Wie das Aufkommen von Krypto-ETFs die Investmentwelt verändert

2 Min. Lesedauer
13. Dez. 2025, 15:42

Krypto galt jahrelang als ein Sektor, in dem Anleger klare Lager bildeten. Wer sich mit Bitcoin (BTC) beschäftigte, blickte oft misstrauisch auf Ethereum – und umgekehrt.

Rund um große Netzwerke wie XRP, Solana (SOL) oder Chainlink (LINK) entstanden enge Gemeinschaften, die ihr Projekt verteidigten, als wäre es ein Sportteam.

Doch mit dem schnellen Wachstum von Krypto-Börsenfonds (ETFs) scheint eine neue Phase anzubrechen, in der diese Trennlinien verschwimmen.

Eine Branche wird erwachsen

In den Anfangsjahren waren die Diskussionen vor allem ideologisch: Proof of Work versus Proof of Stake, Dezentralisierung versus Skalierbarkeit, Governance-Modelle, Distributionsmechanismen – jedes Netzwerk positionierte sich als die bessere technische Lösung.

Diese Unterschiede bestehen noch immer, doch die Marktstruktur drumherum verändert sich. Seit große Verwahrer, Broker und Pensionsverwalter Krypto über ETFs anbieten, wird die Anlageklasse zunehmend als Ganzes betrachtet.

Wo Anleger früher vor allem ein bestimmtes Ökosystem wählten, verschiebt sich die Aufmerksamkeit nun darauf, wie Krypto in breitere Portfoliokonstruktionen passt.

Weniger Fokus auf Loyalität, mehr auf Risikostreuung

Für neue Anleger dreht sich die Diskussion dadurch weniger darum, welche Kette technologisch überlegen ist, sondern vielmehr um die Frage, wie viel Prozent Krypto insgesamt im Portfolio wiegen soll.

Das steigende Interesse an staking-ähnlichen Renditen verstärkt diese Entwicklung: Mehrere Tokens sind nicht nur spekulative Assets, sondern auch potenzielle Einkommensquellen.

Anlageberater, Modellportfoliomanager und institutionelle Parteien ordnen verschiedene Coins zunehmend derselben Kategorie zu.

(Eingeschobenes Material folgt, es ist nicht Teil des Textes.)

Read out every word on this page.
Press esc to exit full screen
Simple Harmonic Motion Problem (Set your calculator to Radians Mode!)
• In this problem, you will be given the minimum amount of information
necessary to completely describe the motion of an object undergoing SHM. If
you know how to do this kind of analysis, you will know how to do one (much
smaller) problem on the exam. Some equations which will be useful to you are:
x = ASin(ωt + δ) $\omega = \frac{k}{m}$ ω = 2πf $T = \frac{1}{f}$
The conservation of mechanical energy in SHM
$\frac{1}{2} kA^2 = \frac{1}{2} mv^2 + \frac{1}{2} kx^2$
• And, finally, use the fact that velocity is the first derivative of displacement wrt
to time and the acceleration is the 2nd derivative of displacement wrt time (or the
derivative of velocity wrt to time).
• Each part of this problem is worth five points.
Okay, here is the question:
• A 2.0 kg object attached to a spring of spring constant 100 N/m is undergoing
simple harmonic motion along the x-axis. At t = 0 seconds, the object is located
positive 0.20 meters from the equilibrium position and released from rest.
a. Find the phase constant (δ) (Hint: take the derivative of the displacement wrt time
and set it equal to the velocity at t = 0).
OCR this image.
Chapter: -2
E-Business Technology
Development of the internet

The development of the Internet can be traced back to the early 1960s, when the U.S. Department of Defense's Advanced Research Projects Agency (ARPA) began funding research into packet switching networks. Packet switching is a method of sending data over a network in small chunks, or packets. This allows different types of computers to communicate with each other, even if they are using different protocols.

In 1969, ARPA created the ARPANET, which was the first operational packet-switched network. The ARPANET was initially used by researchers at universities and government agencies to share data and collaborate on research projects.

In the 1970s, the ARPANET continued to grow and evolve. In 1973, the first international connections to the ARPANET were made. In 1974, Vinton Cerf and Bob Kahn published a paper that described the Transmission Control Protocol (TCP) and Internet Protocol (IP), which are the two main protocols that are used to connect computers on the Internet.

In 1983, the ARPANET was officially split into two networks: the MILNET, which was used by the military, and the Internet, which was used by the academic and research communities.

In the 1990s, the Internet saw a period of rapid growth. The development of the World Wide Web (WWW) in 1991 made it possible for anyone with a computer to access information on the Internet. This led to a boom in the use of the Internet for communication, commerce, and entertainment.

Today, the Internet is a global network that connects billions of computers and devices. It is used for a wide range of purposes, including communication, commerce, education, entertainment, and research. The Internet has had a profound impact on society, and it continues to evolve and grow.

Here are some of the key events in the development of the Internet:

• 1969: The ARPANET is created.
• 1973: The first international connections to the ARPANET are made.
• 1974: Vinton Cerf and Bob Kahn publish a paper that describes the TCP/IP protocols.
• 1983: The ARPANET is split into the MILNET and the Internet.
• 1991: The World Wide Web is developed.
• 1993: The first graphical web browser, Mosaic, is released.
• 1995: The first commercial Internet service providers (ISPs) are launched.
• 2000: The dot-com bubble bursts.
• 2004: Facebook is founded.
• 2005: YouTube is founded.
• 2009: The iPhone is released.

Die Wahl für ein einzelnes Netzwerk wird damit weniger eine ideologische Entscheidung und mehr Teil eines breiten Risikomanagements.

ETF-Analyst sieht rosige Zukunft

Senior-ETF-Analyst Eric Balchunas sieht eine vielversprechende Zukunft für Krypto-Börsenfonds. In einem Beitrag auf X erklärte er, dass ETFs im Jahr 2025 nahezu jedes Rekordniveau durchbrachen.

Durch die Kombination aus großen Abflüssen aus traditionellen Fonds, der neuen Genehmigung von ETF-Aktienklassen und den riesigen Geldmarktfonds scheint auch 2026 eine starke Zuflussdynamik möglich.

Trotz möglicher Gegenwinde am Markt bleibt die Zukunft für ETFs damit sehr günstig.

Verschwindet die Rivalität ganz?

Verschiedene Gemeinschaften bestehen weiterhin und werden ihre Projekte verteidigen. Doch ihre Bedeutung nimmt ab, je stärker der Markt professionalisiert.

Krypto entwickelt sich von einem Kampf zwischen Lagern hin zu einer integrierten Anlageklasse, in der Allokation wichtiger wird als Loyalität.

Das vergangene Jahr hat gezeigt, dass die Einführung von Krypto-ETFs einen bleibenden Einfluss auf den Markt hat – und wenn Experten recht behalten, könnte auch 2026 ein gutes Jahr für Krypto an der Börse werden.